Okay, so this won’t be an entire view in tweets. Here are a few brief thoughts on the audiobook:
- There was something very powerful about listening to Lindy West narrate this book. That she was able to write about some of the abuse she’s experienced is one thing. To hear her read about it out loud gave me chills. She didn’t let the shame intended by others have any power over her. I need to be much more like her in that way.
- The chapter about riding on airplanes is spot on.
- There were some sections that were more meaningful to me than others. I don’t agree with her 100% of the time. I am not as comfortable with her more vulgar turns of phrase, but I am glad to have read this book. She puts herself out there and I appreciate her openness and honesty.

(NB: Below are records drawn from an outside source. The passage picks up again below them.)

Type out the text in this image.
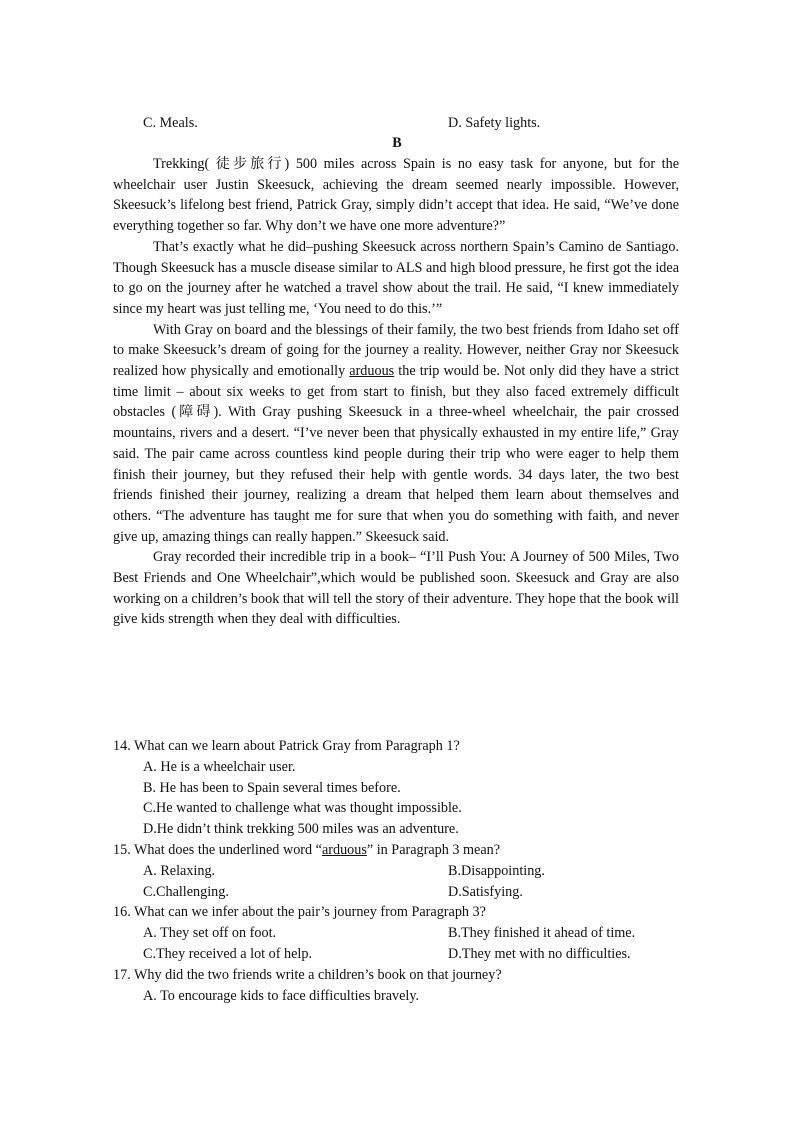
C. Meals.	D. Safety lights.
B

Trekking( 徒步旅行) 500 miles across Spain is no easy task for anyone, but for the wheelchair user Justin Skeesuck, achieving the dream seemed nearly impossible. However, Skeesuck’s lifelong best friend, Patrick Gray, simply didn’t accept that idea. He said, “We’ve done everything together so far. Why don’t we have one more adventure?”

That’s exactly what he did–pushing Skeesuck across northern Spain’s Camino de Santiago. Though Skeesuck has a muscle disease similar to ALS and high blood pressure, he first got the idea to go on the journey after he watched a travel show about the trail. He said, “I knew immediately since my heart was just telling me, ‘You need to do this.’”

With Gray on board and the blessings of their family, the two best friends from Idaho set off to make Skeesuck’s dream of going for the journey a reality. However, neither Gray nor Skeesuck realized how physically and emotionally arduous the trip would be. Not only did they have a strict time limit – about six weeks to get from start to finish, but they also faced extremely difficult obstacles (障碍). With Gray pushing Skeesuck in a three-wheel wheelchair, the pair crossed mountains, rivers and a desert. “I’ve never been that physically exhausted in my entire life,” Gray said. The pair came across countless kind people during their trip who were eager to help them finish their journey, but they refused their help with gentle words. 34 days later, the two best friends finished their journey, realizing a dream that helped them learn about themselves and others. “The adventure has taught me for sure that when you do something with faith, and never give up, amazing things can really happen.” Skeesuck said.

Gray recorded their incredible trip in a book– “I’ll Push You: A Journey of 500 Miles, Two Best Friends and One Wheelchair”,which would be published soon. Skeesuck and Gray are also working on a children’s book that will tell the story of their adventure. They hope that the book will give kids strength when they deal with difficulties.

14. What can we learn about Patrick Gray from Paragraph 1?

A. He is a wheelchair user.

B. He has been to Spain several times before.

C.He wanted to challenge what was thought impossible.

D.He didn’t think trekking 500 miles was an adventure.

15. What does the underlined word “arduous” in Paragraph 3 mean?

A. Relaxing.	B.Disappointing.
C.Challenging.	D.Satisfying.

16. What can we infer about the pair’s journey from Paragraph 3?

A. They set off on foot.	B.They finished it ahead of time.
C.They received a lot of help.	D.They met with no difficulties.

17. Why did the two friends write a children’s book on that journey?

A. To encourage kids to face difficulties bravely.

The tweets below sum up better than anything else the way this book has impacted my life:
I still have a lot of work to do, but I don’t think I’m alone in that. Life is all about learning and growing. I do make it my life’s mission to learn to love myself each and every day, regardless of any societal expectation. If I can’t love myself today, there will always be something that will prevent me from doing so tomorrow, regardless of what the scale says. Oh, and one other thing I learned just yesterday: I’ve been punishing myself for my post-pregnancy weight gain by not getting my wedding rings resized. I say punished even though in my head I was using them as motivation to lose weight. Allison will be 12 in October for crying out loud. I was briefly able to wear them after boot camp, but as I have regained some of that weight, they’ve become too tight. Well, Emma, who is slim and 13, tried them on. They were too small for her tiny fingers! If a skinny teenager can’t wear my rings, what in the world have I been holding myself back for? Ridiculous! I’ll be heading to the jewelers on Saturday. I love my wedding rings and there’s no reason to deprive myself of them.